Cerró las ventanas hinchando los pulmones. Las cortinas fueron migas en el aire. Se apagó la calle Atocha al otro lado. Cualquier lugar puede ser el centro de la Tierra, una habitación cercada por una vela que convierte esquinas en arena, un colchón. Entonces me pidió que me tumbara. «Aquí, entre mis piernas. No, tonto, de espaldas». Obedecí. A veces, uno se pierde en la penumbra, en la piel del otro, reflejo de aspiraciones fieramente humanas. Sus dedos en mis sienes, el movimiento concéntrico, lento, sin despertar a los pájaros. Resulta que el dolor prolongado otorga dignidad, la de los viejos. Con ella, la idea de que solamente el placer nos hará felices cuenta mentiras.

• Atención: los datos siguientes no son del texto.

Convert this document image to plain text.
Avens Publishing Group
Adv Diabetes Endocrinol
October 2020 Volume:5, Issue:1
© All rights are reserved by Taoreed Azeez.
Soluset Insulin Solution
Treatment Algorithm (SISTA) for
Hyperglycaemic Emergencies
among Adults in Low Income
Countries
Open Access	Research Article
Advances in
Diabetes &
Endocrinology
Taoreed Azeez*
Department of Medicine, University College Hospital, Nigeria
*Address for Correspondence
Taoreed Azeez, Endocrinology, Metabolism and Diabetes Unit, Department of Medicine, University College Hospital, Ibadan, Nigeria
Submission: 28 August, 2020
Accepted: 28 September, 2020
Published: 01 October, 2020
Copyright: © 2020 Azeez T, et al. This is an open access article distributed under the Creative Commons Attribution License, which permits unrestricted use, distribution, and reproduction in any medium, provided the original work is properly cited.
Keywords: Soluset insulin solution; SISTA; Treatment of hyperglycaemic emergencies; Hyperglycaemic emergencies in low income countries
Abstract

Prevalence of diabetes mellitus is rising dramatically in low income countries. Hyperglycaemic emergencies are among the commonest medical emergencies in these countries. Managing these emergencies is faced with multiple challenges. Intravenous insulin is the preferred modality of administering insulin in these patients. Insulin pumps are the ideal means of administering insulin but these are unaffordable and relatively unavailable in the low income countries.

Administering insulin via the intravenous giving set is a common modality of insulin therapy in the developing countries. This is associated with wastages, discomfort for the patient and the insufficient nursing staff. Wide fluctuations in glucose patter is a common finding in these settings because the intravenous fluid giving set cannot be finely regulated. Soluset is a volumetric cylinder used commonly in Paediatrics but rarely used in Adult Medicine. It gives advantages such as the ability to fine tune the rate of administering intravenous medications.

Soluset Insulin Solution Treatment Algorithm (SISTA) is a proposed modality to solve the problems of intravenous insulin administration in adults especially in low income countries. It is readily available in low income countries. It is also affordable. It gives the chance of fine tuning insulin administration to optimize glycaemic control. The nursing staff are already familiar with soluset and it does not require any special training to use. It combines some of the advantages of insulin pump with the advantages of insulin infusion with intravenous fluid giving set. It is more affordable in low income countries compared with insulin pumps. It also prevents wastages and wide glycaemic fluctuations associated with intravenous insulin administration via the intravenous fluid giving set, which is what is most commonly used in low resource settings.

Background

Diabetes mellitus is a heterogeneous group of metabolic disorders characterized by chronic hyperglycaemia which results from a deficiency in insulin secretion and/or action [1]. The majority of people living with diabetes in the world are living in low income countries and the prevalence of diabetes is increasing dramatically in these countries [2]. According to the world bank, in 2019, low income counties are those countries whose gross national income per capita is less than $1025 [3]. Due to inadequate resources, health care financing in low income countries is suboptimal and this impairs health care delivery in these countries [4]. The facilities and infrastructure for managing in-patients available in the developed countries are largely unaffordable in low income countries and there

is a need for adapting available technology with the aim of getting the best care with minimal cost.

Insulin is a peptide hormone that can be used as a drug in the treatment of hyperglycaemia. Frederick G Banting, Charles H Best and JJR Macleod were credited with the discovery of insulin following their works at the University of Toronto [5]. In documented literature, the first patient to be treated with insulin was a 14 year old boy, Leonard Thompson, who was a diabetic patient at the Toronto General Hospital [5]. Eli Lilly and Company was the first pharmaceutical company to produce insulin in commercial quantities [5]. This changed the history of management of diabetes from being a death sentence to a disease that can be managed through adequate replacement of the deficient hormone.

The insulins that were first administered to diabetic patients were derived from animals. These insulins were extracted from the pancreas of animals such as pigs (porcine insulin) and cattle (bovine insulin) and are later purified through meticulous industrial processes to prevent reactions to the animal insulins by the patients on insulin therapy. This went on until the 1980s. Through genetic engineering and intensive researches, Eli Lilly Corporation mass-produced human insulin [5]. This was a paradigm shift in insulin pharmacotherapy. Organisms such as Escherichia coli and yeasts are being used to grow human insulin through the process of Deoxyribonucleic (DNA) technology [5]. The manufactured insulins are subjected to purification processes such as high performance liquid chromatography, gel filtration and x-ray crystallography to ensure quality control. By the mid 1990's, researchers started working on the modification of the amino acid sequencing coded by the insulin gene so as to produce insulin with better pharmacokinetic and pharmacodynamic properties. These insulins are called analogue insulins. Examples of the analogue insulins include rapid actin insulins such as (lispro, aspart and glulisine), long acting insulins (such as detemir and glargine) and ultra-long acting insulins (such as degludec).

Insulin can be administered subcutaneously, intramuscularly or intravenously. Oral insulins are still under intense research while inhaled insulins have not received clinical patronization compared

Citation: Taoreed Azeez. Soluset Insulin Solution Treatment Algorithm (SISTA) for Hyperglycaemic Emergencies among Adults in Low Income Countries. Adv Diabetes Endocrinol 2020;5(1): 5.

Disfrute y fruición, búsquedas de euforia y material idílico… todo eso sirve si cerca, agazapado, hay un contraste. ¿Por qué deseamos lo que deseamos? Porque podemos perderlo, incluso algo peor: olvidarlo. Con la aflicción y el desgarro se construye el vínculo que nos une a la realidad, la de los días y su afán, más aún cuando la pena mengua y recompensa con momentos cotidianos con fondo y forma de milagro. Esos dedos fueron una ofrenda que pudo pasar desapercibida en circunstancias más favorables. No es el caso, sino el tacto.
La pena sin mitificar se parece a una meditación sin gurús cerca. Nos hace conscientes del hueco que ocupamos en el tiempo, de la falta y el latido. Si hemos sufrido reconocemos el otro lado, vivimos lejos de las pantallas, de ahí que apreciemos un rastro de hormigas o la voz de Sade cerca, muy cerca. Luego están ellos, los amigos que preguntan, una hermana, madre con voz de preocupada y mar al fondo, raíces a salvo del incendio. Vuelvo a esa habitación mirando el techo, o ella vuelve a mí observándome desde lo alto. Entonces agradezco con más fuerza el hecho de seguir, aquí y ahora, todavía. Será porque ya duele algo menos, será por esos dedos mientras el mundo gira, gira y gira.